Romance languages department hosts annual poetry reading
High school and college students joined Washington and Lee faculty members in reciting their favorite poems.
November 13, 2018
Students from Rockbridge County High School and Washington and Lee University convened in the Book Nook in Leyburn last week for multilingual poetry, celebrating the romance languages department’s annual poetry reading.
Dr. Seth Michelson, a Spanish literature professor, organized the event on Nov. 8 as “a celebration of multilingual, transhistorical, and transcultural poetic expression,” according to the event program.
“Coming as it does in a historical moment rife with unusually violent divisions and antagonisms hurting so many members of our overlapping communities, it is of special importance that we come together this evening through poetry,” Michelson wrote.
Participants submitted a poem in Spanish, Italian, French or Portuguese to read at the event.
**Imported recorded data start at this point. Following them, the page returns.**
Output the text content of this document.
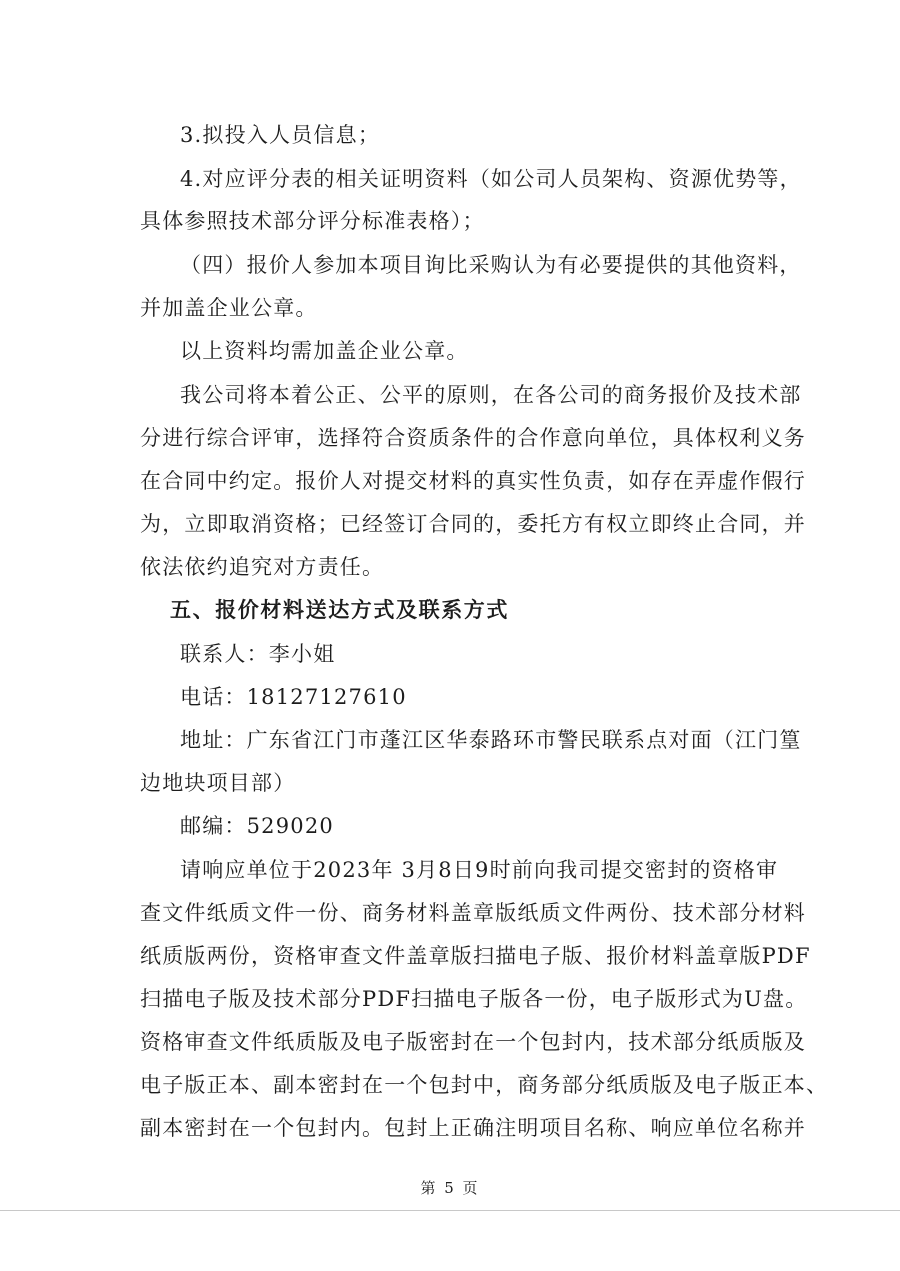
3.拟投入人员信息；
4.对应评分表的相关证明资料（如公司人员架构、资源优势等，
具体参照技术部分评分标准表格）；
（四）报价人参加本项目询比采购认为有必要提供的其他资料，
并加盖企业公章。
以上资料均需加盖企业公章。
我公司将本着公正、公平的原则，在各公司的商务报价及技术部
分进行综合评审，选择符合资质条件的合作意向单位，具体权利义务
在合同中约定。报价人对提交材料的真实性负责，如存在弄虚作假行
为，立即取消资格；已经签订合同的，委托方有权立即终止合同，并
依法依约追究对方责任。
五、报价材料送达方式及联系方式
联系人：李小姐
电话：18127127610
地址：广东省江门市蓬江区华泰路环市警民联系点对面（江门篁
边地块项目部）
邮编：529020
请响应单位于2023年 3月8日9时前向我司提交密封的资格审
查文件纸质文件一份、商务材料盖章版纸质文件两份、技术部分材料
纸质版两份，资格审查文件盖章版扫描电子版、报价材料盖章版PDF
扫描电子版及技术部分PDF扫描电子版各一份，电子版形式为U盘。
资格审查文件纸质版及电子版密封在一个包封内，技术部分纸质版及
电子版正本、副本密封在一个包封中，商务部分纸质版及电子版正本、
副本密封在一个包封内。包封上正确注明项目名称、响应单位名称并
第 5 页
Rockbridge County High School French students joined Washington and Lee students and retired members of the university’s faculty.
“Through your presence in poetry, whether as a presenter or listener, you are channeling the deep rivers of human compassion and creativity that connect us,” Michelson wrote.
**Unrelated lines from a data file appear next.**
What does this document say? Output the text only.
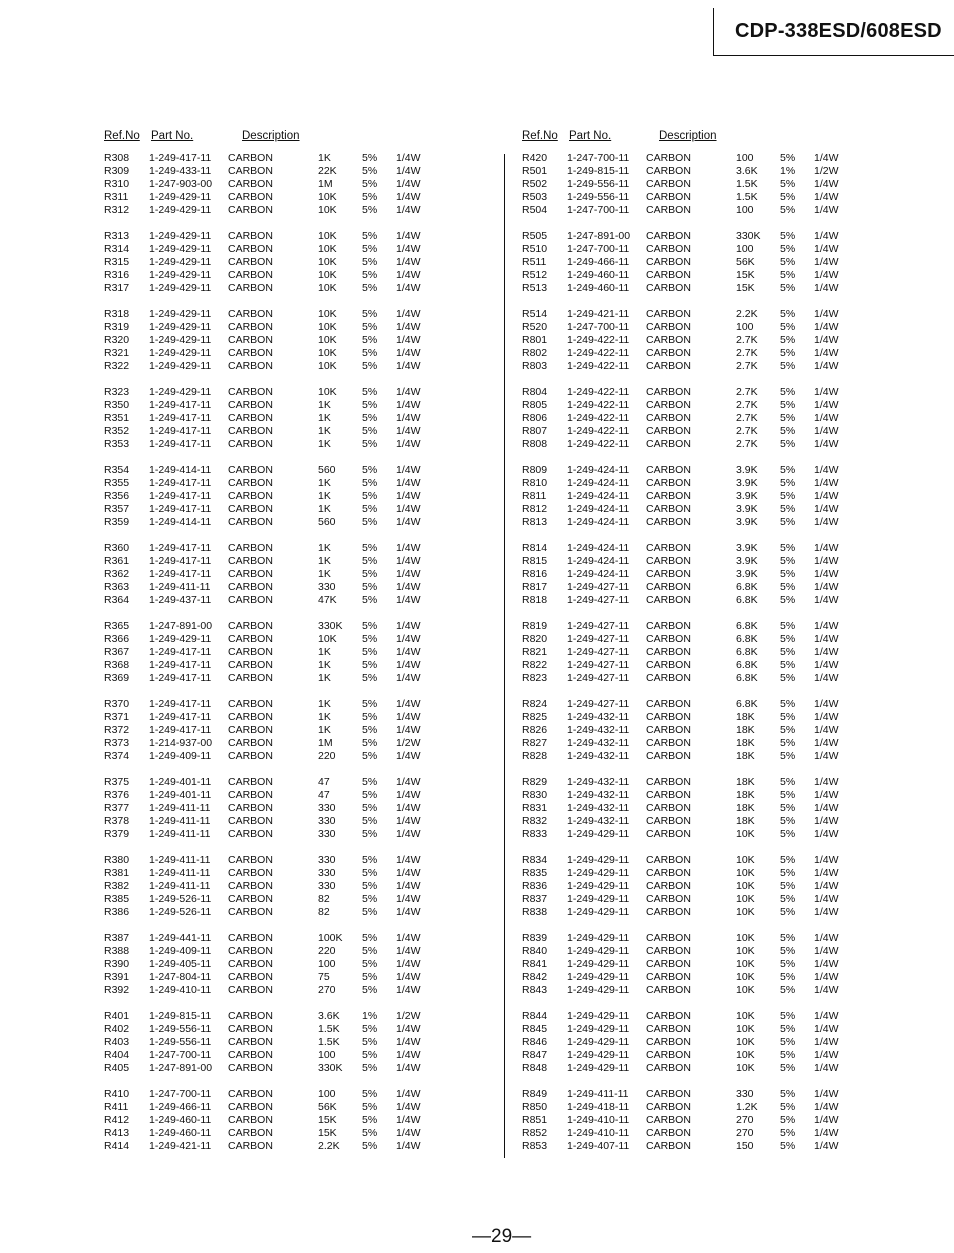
CDP-338ESD/608ESD
Ref.No Part No.	Description
R308 1-249-417-11 CARBON	1K	5% 1/4W
R309 1-249-433-11 CARBON	22K 5% 1/4W
R310 1-247-903-00 CARBON	1M	5% 1/4W
R311 1-249-429-11 CARBON	10K 5% 1/4W
R312 1-249-429-11 CARBON	10K 5% 1/4W
R313 1-249-429-11 CARBON	10K 5% 1/4W
R314 1-249-429-11 CARBON	10K 5% 1/4W
R315 1-249-429-11 CARBON	10K 5% 1/4W
R316 1-249-429-11 CARBON	10K 5% 1/4W
R317 1-249-429-11 CARBON	10K 5% 1/4W
R318 1-249-429-11 CARBON	10K 5% 1/4W
R319 1-249-429-11 CARBON	10K 5% 1/4W
R320 1-249-429-11 CARBON	10K 5% 1/4W
R321 1-249-429-11 CARBON	10K 5% 1/4W
R322 1-249-429-11 CARBON	10K 5% 1/4W
R323 1-249-429-11 CARBON	10K 5% 1/4W
R350 1-249-417-11 CARBON	1K	5% 1/4W
R351 1-249-417-11 CARBON	1K	5% 1/4W
R352 1-249-417-11 CARBON	1K	5% 1/4W
R353 1-249-417-11 CARBON	1K	5% 1/4W
R354 1-249-414-11 CARBON	560	5% 1/4W
R355 1-249-417-11 CARBON	1K	5% 1/4W
R356 1-249-417-11 CARBON	1K	5% 1/4W
R357 1-249-417-11 CARBON	1K	5% 1/4W
R359 1-249-414-11 CARBON	560	5% 1/4W
R360 1-249-417-11 CARBON	1K	5% 1/4W
R361 1-249-417-11 CARBON	1K	5% 1/4W
R362 1-249-417-11 CARBON	1K	5% 1/4W
R363 1-249-411-11 CARBON	330	5% 1/4W
R364 1-249-437-11 CARBON	47K 5% 1/4W
R365 1-247-891-00 CARBON	330K 5% 1/4W
R366 1-249-429-11 CARBON	10K 5% 1/4W
R367 1-249-417-11 CARBON	1K	5% 1/4W
R368 1-249-417-11 CARBON	1K	5% 1/4W
R369 1-249-417-11 CARBON	1K	5% 1/4W
R370 1-249-417-11 CARBON	1K	5% 1/4W
R371 1-249-417-11 CARBON	1K	5% 1/4W
R372 1-249-417-11 CARBON	1K	5% 1/4W
R373 1-214-937-00 CARBON	1M	5% 1/2W
R374 1-249-409-11 CARBON	220	5% 1/4W
R375 1-249-401-11 CARBON	47	5% 1/4W
R376 1-249-401-11 CARBON	47	5% 1/4W
R377 1-249-411-11 CARBON	330	5% 1/4W
R378 1-249-411-11 CARBON	330	5% 1/4W
R379 1-249-411-11 CARBON	330	5% 1/4W
R380 1-249-411-11 CARBON	330	5% 1/4W
R381 1-249-411-11 CARBON	330	5% 1/4W
R382 1-249-411-11 CARBON	330	5% 1/4W
R385 1-249-526-11 CARBON	82	5% 1/4W
R386 1-249-526-11 CARBON	82	5% 1/4W
R387 1-249-441-11 CARBON	100K 5% 1/4W
R388 1-249-409-11 CARBON	220	5% 1/4W
R390 1-249-405-11 CARBON	100	5% 1/4W
R391 1-247-804-11 CARBON	75	5% 1/4W
R392 1-249-410-11 CARBON	270	5% 1/4W
R401 1-249-815-11 CARBON	3.6K 1% 1/2W
R402 1-249-556-11 CARBON	1.5K 5% 1/4W
R403 1-249-556-11 CARBON	1.5K 5% 1/4W
R404 1-247-700-11 CARBON	100	5% 1/4W
R405 1-247-891-00 CARBON	330K 5% 1/4W
R410 1-247-700-11 CARBON	100	5% 1/4W
R411 1-249-466-11 CARBON	56K 5% 1/4W
R412 1-249-460-11 CARBON	15K 5% 1/4W
R413 1-249-460-11 CARBON	15K 5% 1/4W
R414 1-249-421-11 CARBON	2.2K 5% 1/4W
Ref.No Part No.	Description
R420 1-247-700-11 CARBON	100	5% 1/4W
R501 1-249-815-11 CARBON	3.6K 1% 1/2W
R502 1-249-556-11 CARBON	1.5K 5% 1/4W
R503 1-249-556-11 CARBON	1.5K 5% 1/4W
R504 1-247-700-11 CARBON	100	5% 1/4W
R505 1-247-891-00 CARBON	330K 5% 1/4W
R510 1-247-700-11 CARBON	100	5% 1/4W
R511 1-249-466-11 CARBON	56K 5% 1/4W
R512 1-249-460-11 CARBON	15K 5% 1/4W
R513 1-249-460-11 CARBON	15K 5% 1/4W
R514 1-249-421-11 CARBON	2.2K 5% 1/4W
R520 1-247-700-11 CARBON	100	5% 1/4W
R801 1-249-422-11 CARBON	2.7K 5% 1/4W
R802 1-249-422-11 CARBON	2.7K 5% 1/4W
R803 1-249-422-11 CARBON	2.7K 5% 1/4W
R804 1-249-422-11 CARBON	2.7K 5% 1/4W
R805 1-249-422-11 CARBON	2.7K 5% 1/4W
R806 1-249-422-11 CARBON	2.7K 5% 1/4W
R807 1-249-422-11 CARBON	2.7K 5% 1/4W
R808 1-249-422-11 CARBON	2.7K 5% 1/4W
R809 1-249-424-11 CARBON	3.9K 5% 1/4W
R810 1-249-424-11 CARBON	3.9K 5% 1/4W
R811 1-249-424-11 CARBON	3.9K 5% 1/4W
R812 1-249-424-11 CARBON	3.9K 5% 1/4W
R813 1-249-424-11 CARBON	3.9K 5% 1/4W
R814 1-249-424-11 CARBON	3.9K 5% 1/4W
R815 1-249-424-11 CARBON	3.9K 5% 1/4W
R816 1-249-424-11 CARBON	3.9K 5% 1/4W
R817 1-249-427-11 CARBON	6.8K 5% 1/4W
R818 1-249-427-11 CARBON	6.8K 5% 1/4W
R819 1-249-427-11 CARBON	6.8K 5% 1/4W
R820 1-249-427-11 CARBON	6.8K 5% 1/4W
R821 1-249-427-11 CARBON	6.8K 5% 1/4W
R822 1-249-427-11 CARBON	6.8K 5% 1/4W
R823 1-249-427-11 CARBON	6.8K 5% 1/4W
R824 1-249-427-11 CARBON	6.8K 5% 1/4W
R825 1-249-432-11 CARBON	18K 5% 1/4W
R826 1-249-432-11 CARBON	18K 5% 1/4W
R827 1-249-432-11 CARBON	18K 5% 1/4W
R828 1-249-432-11 CARBON	18K 5% 1/4W
R829 1-249-432-11 CARBON	18K 5% 1/4W
R830 1-249-432-11 CARBON	18K 5% 1/4W
R831 1-249-432-11 CARBON	18K 5% 1/4W
R832 1-249-432-11 CARBON	18K 5% 1/4W
R833 1-249-429-11 CARBON	10K 5% 1/4W
R834 1-249-429-11 CARBON	10K 5% 1/4W
R835 1-249-429-11 CARBON	10K 5% 1/4W
R836 1-249-429-11 CARBON	10K 5% 1/4W
R837 1-249-429-11 CARBON	10K 5% 1/4W
R838 1-249-429-11 CARBON	10K 5% 1/4W
R839 1-249-429-11 CARBON	10K 5% 1/4W
R840 1-249-429-11 CARBON	10K 5% 1/4W
R841 1-249-429-11 CARBON	10K 5% 1/4W
R842 1-249-429-11 CARBON	10K 5% 1/4W
R843 1-249-429-11 CARBON	10K 5% 1/4W
R844 1-249-429-11 CARBON	10K 5% 1/4W
R845 1-249-429-11 CARBON	10K 5% 1/4W
R846 1-249-429-11 CARBON	10K 5% 1/4W
R847 1-249-429-11 CARBON	10K 5% 1/4W
R848 1-249-429-11 CARBON	10K 5% 1/4W
R849 1-249-411-11 CARBON	330	5% 1/4W
R850 1-249-418-11 CARBON	1.2K 5% 1/4W
R851 1-249-410-11 CARBON	270	5% 1/4W
R852 1-249-410-11 CARBON	270	5% 1/4W
R853 1-249-407-11 CARBON	150	5% 1/4W
—29—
Spanish Professor Jeff Barnett who emceed the event said it’s grown in attendance throughout the decades since it first started.
“This is a time for us to come together to celebrate poetry, the poetic and the aesthetic,” Barnett said.
This year, Uruguayan poet Silvia Guerra was featured as the guest reader. Guerra kicked off the event by reading several poems in Spanish from her latest anthology, Un mar en madrugada/A Sea at Dawn.
Guerra began writing poetry during Uruguay’s tumultuous transition to democracy. According to the University of Notre Dame’s Kellogg Institute for International Studies, she’s seen as “one of the most innovative and powerful poetic voices from Latin America.”
Guerra took turns sharing the mic with other performers. Some performers chose an existing poem in their desired language, while others, like Bridget Washington, ‘21, Diego Saavedra, ‘22, and Professor Cristina Pinto-Bailey read original poems.
Seven students from Rockbridge High School – Kelby Bartley, Elise Brooke, Garrison Drake, Katie Kirkpatrick, Brendan McCrady, Martha Orr, and Tanner Van Lear – read “Liberté,” by French poet Paul Eluard. They asked the audience to read the final line of each stanza, “J’écris ton nom,” in unison and held up letters that spelled the title of the poem.
Retired Washington and Lee faculty member Amy Richwine lightened up the evening by reading three Italian tongue twisters and then translating.
Andrew Crean, ‘22, read “Desde mi pequeña vida,” which he said is about a sister grieving her brother’s death.
“She’s talking about how, even though he’s gone, there are so many parts of him that still exist in her life,” Crean said. “It’s kind of a dark poem but the reason I chose it was that, even for someone who doesn’t know a lot of Spanish, it still carries a lot of meaning.”
Grace Pelosky, ‘22, and Emma Cannella, ‘22, also recited a Spanish poem entitled “El poeta.”
“It’s about a lot of things, but mainly how poetry can open the door for someone,” Pelosky said before the event.